The authors ultimately ruled out the first scenario. Sure, it’s possible that the destigmatization of mental illnesses has made people more willing to seek treatment, or potentially made them more sensitive to distress such that they interpret normal levels of distress as signs of depression. 

But in terms of the accuracy of the data on major depressive disorder, the researchers noted that “it is doubtful that significant drift in case-definition and ascertainment has occurred in epidemiological studies employing structured interviews, standardized classification, and well-trained interviewers.” They noted later in the review, “There are no strong signals or even hints of a pattern that supports such a premise.”

Treatments may be less effective than commonly thought

That left the second scenario: prevalence has not decreased. So, what’s going on? The results of the review suggest several explanations are most responsible for driving the TPP. In general, the authors concluded that the efficacy of depression treatments in controlled trials is overestimated due to a variety of biases, including publication bias, outcome reporting bias, citation bias, and other methodological concerns. 

This generally held true for acute depression treatments and longer-term maintenance treatments. (The authors noted that psychotherapy combined with medication tends to be most effective at treating acute depression and preventing relapse and recurrence, though the efficacy seems to be weaker than prior research reports.) 

The review also found that depression treatments — even those tested under randomized, controlled trials — tend not to generalize well to real-world settings. “This compounds the observation that neither medication nor psychotherapy work as well as the (older) literature suggests,” they wrote. “Once transported into the real world, characterized by tougher patients and less adequate implementation, the already modest treatment effects for both medication and psychotherapy diminish even further.”

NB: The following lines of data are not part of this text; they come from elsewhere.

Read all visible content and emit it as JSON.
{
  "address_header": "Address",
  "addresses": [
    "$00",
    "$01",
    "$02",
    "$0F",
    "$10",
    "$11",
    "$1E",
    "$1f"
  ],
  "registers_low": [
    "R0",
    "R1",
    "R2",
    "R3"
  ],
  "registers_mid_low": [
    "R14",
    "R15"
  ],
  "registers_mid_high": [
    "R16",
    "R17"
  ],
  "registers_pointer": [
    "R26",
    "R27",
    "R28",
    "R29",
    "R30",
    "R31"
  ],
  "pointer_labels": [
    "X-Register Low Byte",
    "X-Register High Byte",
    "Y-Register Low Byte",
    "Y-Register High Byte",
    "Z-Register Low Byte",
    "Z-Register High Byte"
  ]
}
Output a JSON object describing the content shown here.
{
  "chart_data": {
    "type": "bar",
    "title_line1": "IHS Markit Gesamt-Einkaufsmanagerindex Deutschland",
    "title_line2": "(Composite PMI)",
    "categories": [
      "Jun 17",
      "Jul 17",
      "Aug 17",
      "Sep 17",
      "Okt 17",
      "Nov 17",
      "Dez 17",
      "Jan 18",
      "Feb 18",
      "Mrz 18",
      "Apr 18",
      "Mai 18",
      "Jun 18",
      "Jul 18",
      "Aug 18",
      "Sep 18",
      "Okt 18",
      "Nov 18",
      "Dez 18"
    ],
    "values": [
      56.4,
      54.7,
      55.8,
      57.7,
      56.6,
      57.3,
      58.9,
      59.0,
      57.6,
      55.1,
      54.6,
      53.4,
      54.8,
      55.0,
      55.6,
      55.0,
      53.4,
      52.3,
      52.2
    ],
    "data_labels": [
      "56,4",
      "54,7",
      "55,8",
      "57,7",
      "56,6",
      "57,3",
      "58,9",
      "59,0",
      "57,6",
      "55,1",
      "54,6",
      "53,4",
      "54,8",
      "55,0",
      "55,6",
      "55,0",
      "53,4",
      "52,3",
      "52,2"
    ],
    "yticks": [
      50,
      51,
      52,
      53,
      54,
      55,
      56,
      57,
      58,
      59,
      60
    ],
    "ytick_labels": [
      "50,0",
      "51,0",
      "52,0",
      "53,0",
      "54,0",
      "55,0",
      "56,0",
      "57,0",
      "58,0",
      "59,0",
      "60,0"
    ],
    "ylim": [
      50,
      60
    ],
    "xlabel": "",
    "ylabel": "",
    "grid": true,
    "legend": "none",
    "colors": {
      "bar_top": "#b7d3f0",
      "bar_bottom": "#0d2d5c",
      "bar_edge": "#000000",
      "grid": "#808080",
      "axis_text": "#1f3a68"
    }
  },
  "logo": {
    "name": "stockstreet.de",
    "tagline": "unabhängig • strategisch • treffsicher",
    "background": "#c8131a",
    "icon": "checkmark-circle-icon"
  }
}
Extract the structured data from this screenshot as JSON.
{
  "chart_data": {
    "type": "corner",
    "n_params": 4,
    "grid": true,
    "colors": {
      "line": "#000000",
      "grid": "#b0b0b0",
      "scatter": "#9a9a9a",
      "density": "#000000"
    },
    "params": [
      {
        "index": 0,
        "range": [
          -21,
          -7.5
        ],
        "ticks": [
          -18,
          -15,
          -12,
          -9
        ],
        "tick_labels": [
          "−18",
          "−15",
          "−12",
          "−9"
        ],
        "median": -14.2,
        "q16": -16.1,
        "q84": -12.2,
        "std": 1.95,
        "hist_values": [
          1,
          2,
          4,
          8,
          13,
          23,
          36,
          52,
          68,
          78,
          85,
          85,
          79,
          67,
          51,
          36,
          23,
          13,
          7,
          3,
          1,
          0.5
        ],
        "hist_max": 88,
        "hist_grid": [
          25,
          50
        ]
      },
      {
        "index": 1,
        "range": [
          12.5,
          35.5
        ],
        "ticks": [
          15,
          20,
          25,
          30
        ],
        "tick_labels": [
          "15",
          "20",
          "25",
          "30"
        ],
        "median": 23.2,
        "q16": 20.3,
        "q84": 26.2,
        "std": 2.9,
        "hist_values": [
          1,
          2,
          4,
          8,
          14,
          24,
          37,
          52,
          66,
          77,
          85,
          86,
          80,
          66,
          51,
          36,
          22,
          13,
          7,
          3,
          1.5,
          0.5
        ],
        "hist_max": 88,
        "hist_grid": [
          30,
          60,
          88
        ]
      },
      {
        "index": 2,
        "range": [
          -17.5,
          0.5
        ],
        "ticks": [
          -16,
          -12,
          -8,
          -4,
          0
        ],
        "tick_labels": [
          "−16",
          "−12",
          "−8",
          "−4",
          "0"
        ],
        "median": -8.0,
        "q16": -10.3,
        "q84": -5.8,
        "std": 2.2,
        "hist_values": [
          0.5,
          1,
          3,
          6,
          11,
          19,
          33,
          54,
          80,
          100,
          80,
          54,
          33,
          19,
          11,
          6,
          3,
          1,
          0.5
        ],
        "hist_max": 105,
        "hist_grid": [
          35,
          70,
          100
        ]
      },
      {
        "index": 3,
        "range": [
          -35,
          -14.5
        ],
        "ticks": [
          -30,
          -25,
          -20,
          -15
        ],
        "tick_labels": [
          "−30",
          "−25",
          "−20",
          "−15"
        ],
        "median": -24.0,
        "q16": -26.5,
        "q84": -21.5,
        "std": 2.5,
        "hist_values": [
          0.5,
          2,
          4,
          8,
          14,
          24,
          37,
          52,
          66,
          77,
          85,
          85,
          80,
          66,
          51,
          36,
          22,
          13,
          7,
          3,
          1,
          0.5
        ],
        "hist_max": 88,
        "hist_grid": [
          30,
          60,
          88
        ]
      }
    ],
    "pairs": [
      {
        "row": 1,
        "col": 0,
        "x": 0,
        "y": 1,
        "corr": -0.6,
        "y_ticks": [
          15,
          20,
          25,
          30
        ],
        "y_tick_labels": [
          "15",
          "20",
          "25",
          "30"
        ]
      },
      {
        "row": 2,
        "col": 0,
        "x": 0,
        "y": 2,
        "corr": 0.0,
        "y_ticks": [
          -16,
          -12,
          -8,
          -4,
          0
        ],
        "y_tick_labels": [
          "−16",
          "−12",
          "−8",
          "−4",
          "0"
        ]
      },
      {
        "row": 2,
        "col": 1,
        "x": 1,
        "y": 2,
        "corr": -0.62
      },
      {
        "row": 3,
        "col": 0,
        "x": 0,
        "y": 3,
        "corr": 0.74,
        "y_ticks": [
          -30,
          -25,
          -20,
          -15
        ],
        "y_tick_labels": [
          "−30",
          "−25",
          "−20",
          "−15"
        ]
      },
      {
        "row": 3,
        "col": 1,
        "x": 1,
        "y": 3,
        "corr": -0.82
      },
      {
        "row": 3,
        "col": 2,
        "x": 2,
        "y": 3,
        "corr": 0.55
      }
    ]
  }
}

The researchers concluded on the more speculative side by noting the possibility that some existing treatments might have negative side effects that medical professionals have yet to recognize, and that these may be driving a small part of the TPP. “It is very important to investigate undertreatment of chronic-recurrent cases and iatrogenic effects of current treatments, especially medication as the increased treatment rate in recent decades largely consist of medications.”